冒頭に書いたような、木場で起きたチグハグな殺人事件。それと同じように発生する爆破事件。メインとなる事件のチグハグさの理由など、事件そのものは魅力的。また、二つの事件が関わりあうのだろう、という予想はそのとおりになるのだが、それぞれがテンポよく展開しており、そのスピード感というのは非常に良いと思う。犯人視点の部分も含め、ヒントがしっかりと表示されているのも良いと思う。
ただ、その一方で、分量の問題もあって、もっと盛り上がるだろう部分がアッサリと感じたのも確か。
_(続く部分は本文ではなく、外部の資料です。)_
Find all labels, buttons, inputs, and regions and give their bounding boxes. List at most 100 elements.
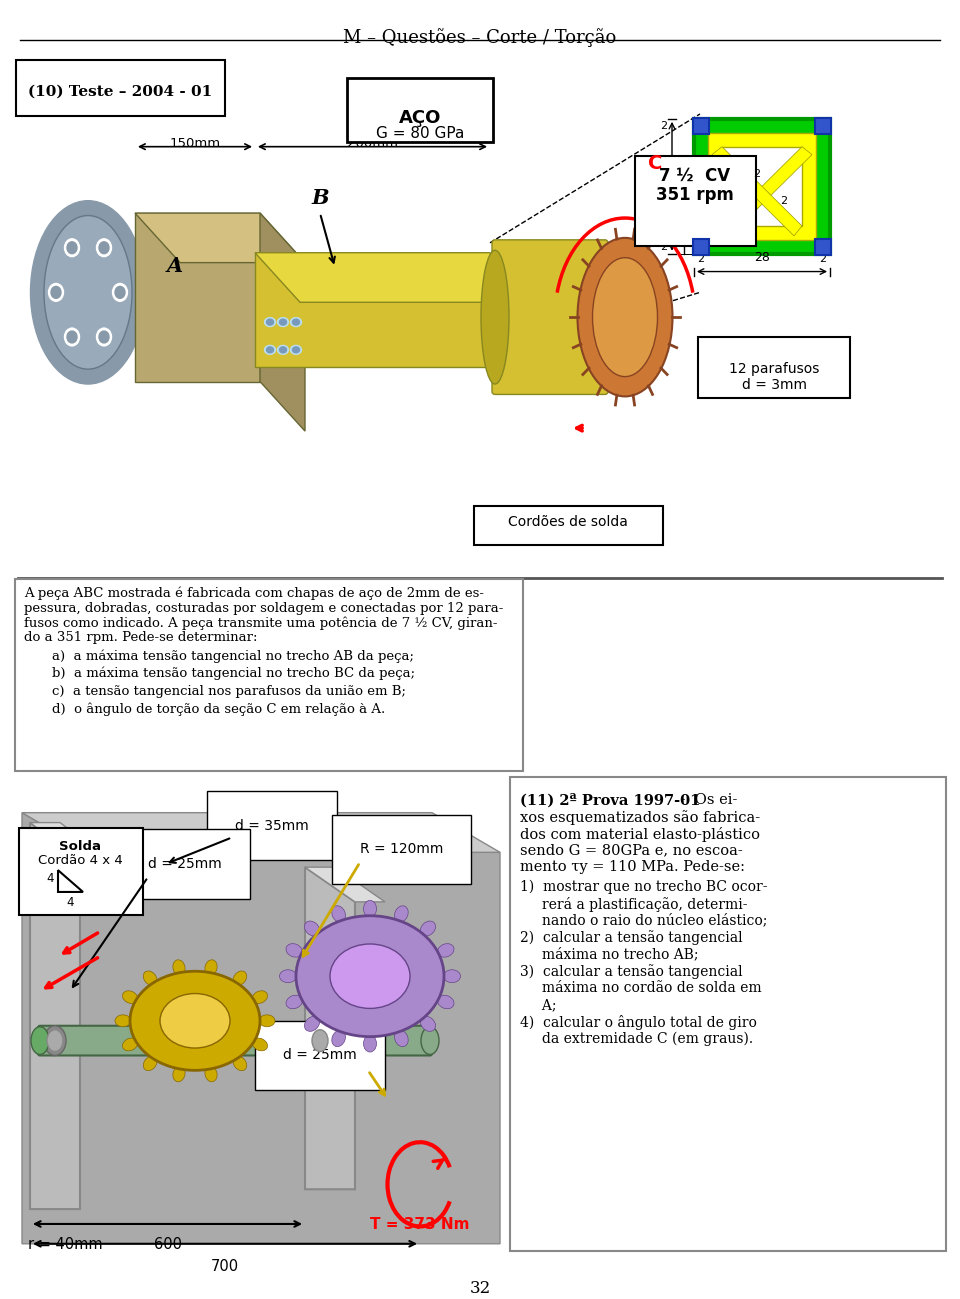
FancyBboxPatch shape (38, 1026, 432, 1056)
Text: mento τy = 110 MPa. Pede-se:: mento τy = 110 MPa. Pede-se: (520, 860, 745, 874)
Polygon shape (22, 813, 500, 1243)
Text: Cordões de solda: Cordões de solda (508, 516, 628, 530)
Text: 200mm: 200mm (347, 136, 397, 149)
Ellipse shape (277, 346, 289, 355)
Ellipse shape (67, 331, 77, 343)
Ellipse shape (173, 1066, 185, 1082)
Polygon shape (22, 813, 500, 852)
Text: 351 rpm: 351 rpm (656, 186, 734, 204)
Text: rerá a plastificação, determi-: rerá a plastificação, determi- (520, 896, 748, 912)
FancyBboxPatch shape (635, 156, 756, 246)
Text: 150mm: 150mm (169, 136, 221, 149)
Bar (694, 120, 830, 253)
Text: A;: A; (520, 998, 557, 1012)
Ellipse shape (115, 286, 125, 299)
Polygon shape (255, 253, 535, 303)
Ellipse shape (364, 900, 376, 917)
Text: (10) Teste – 2004 - 01: (10) Teste – 2004 - 01 (28, 84, 212, 99)
Text: C: C (648, 155, 662, 173)
Ellipse shape (31, 1026, 49, 1055)
Ellipse shape (160, 994, 230, 1048)
Text: 2: 2 (780, 196, 787, 207)
Ellipse shape (233, 970, 247, 986)
Text: 3)  calcular a tensão tangencial: 3) calcular a tensão tangencial (520, 964, 743, 979)
Bar (815, 239, 831, 255)
Text: (11) 2ª Prova 1997-01: (11) 2ª Prova 1997-01 (520, 792, 701, 807)
Text: 2: 2 (820, 253, 827, 264)
Ellipse shape (279, 320, 286, 325)
Ellipse shape (143, 970, 156, 986)
Ellipse shape (31, 200, 146, 385)
Ellipse shape (286, 943, 302, 957)
Ellipse shape (130, 972, 260, 1070)
Ellipse shape (267, 347, 274, 353)
Text: pessura, dobradas, costuradas por soldagem e conectadas por 12 para-: pessura, dobradas, costuradas por soldag… (24, 601, 503, 614)
Ellipse shape (51, 286, 61, 299)
Ellipse shape (252, 991, 268, 1004)
Text: 700: 700 (211, 1259, 239, 1273)
Text: 4: 4 (46, 872, 54, 885)
Ellipse shape (591, 251, 619, 385)
Text: máxima no trecho AB;: máxima no trecho AB; (520, 947, 699, 961)
Ellipse shape (123, 991, 138, 1004)
Text: do a 351 rpm. Pede-se determinar:: do a 351 rpm. Pede-se determinar: (24, 631, 257, 644)
Text: 2: 2 (754, 169, 760, 179)
Text: 4: 4 (66, 896, 74, 909)
Ellipse shape (44, 216, 132, 369)
FancyBboxPatch shape (510, 777, 946, 1251)
Text: B: B (311, 188, 329, 208)
Polygon shape (135, 213, 305, 262)
Ellipse shape (267, 320, 274, 325)
Ellipse shape (64, 329, 80, 346)
Ellipse shape (97, 329, 111, 346)
Text: r = 40mm: r = 40mm (28, 1237, 103, 1252)
Text: 2: 2 (660, 242, 667, 252)
Ellipse shape (279, 347, 286, 353)
Ellipse shape (97, 239, 111, 257)
Ellipse shape (143, 1056, 156, 1070)
Ellipse shape (112, 283, 128, 301)
FancyBboxPatch shape (698, 336, 850, 399)
Text: c)  a tensão tangencial nos parafusos da união em B;: c) a tensão tangencial nos parafusos da … (52, 685, 406, 698)
Ellipse shape (421, 1026, 439, 1055)
Text: Solda: Solda (59, 840, 101, 853)
Ellipse shape (252, 1038, 268, 1051)
Ellipse shape (47, 1030, 63, 1051)
Ellipse shape (67, 242, 77, 253)
Ellipse shape (332, 905, 346, 922)
Text: 2: 2 (697, 253, 705, 264)
Bar (708, 132, 816, 240)
Ellipse shape (277, 318, 289, 326)
Text: 28: 28 (754, 251, 770, 264)
Bar (693, 118, 709, 134)
Text: b)  a máxima tensão tangencial no trecho BC da peça;: b) a máxima tensão tangencial no trecho … (52, 666, 415, 681)
Polygon shape (30, 822, 80, 1209)
Bar (815, 118, 831, 134)
Bar (693, 239, 709, 255)
Ellipse shape (481, 251, 509, 385)
Text: R = 120mm: R = 120mm (360, 842, 444, 856)
Ellipse shape (265, 346, 276, 355)
FancyBboxPatch shape (474, 507, 663, 546)
Text: fusos como indicado. A peça transmite uma potência de 7 ½ CV, giran-: fusos como indicado. A peça transmite um… (24, 617, 497, 630)
Text: 1)  mostrar que no trecho BC ocor-: 1) mostrar que no trecho BC ocor- (520, 879, 767, 895)
Ellipse shape (330, 944, 410, 1008)
Polygon shape (722, 147, 812, 236)
Text: dos com material elasto-plástico: dos com material elasto-plástico (520, 826, 760, 842)
Ellipse shape (293, 320, 300, 325)
Ellipse shape (123, 1038, 138, 1051)
Ellipse shape (291, 346, 301, 355)
Polygon shape (135, 213, 260, 382)
FancyBboxPatch shape (492, 240, 608, 395)
Text: -  Os ei-: - Os ei- (676, 792, 737, 807)
Ellipse shape (49, 283, 63, 301)
Ellipse shape (332, 1030, 346, 1047)
Ellipse shape (99, 331, 109, 343)
Ellipse shape (444, 970, 461, 982)
Text: M – Questões – Corte / Torção: M – Questões – Corte / Torção (344, 27, 616, 47)
FancyBboxPatch shape (16, 61, 225, 116)
FancyBboxPatch shape (15, 579, 523, 772)
Ellipse shape (279, 970, 297, 982)
Ellipse shape (259, 1015, 275, 1026)
Bar (722, 147, 802, 226)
というのは、例えば、捜査の中でミスをして、一線から外された塔子が、すぐさま、その場で大きなヒントを得てしまった、とか、今回は刑事部と公安部のゴタゴタとか、そういうのがあるのに、それらは軽くスルーされてしまうとかがどうにも気になる。分量的な問題もあるのかもしれないが、もっと、そういうところを深く突っ込んでも良かったんじゃなかろうか? と思う。犯人の動機についても、犯人の回想によって語られるとか、そういうのも惜しいのではないだろうか?
このあたり、どこを重視するのか? などにもよるのだと思う。無駄のなさによって、残念と感じるのか、それとも、テンポの良さを重視するのか? 個人的な好みとしては、もうちょっと遊びがあってもよかったんじゃなかいか、と思う。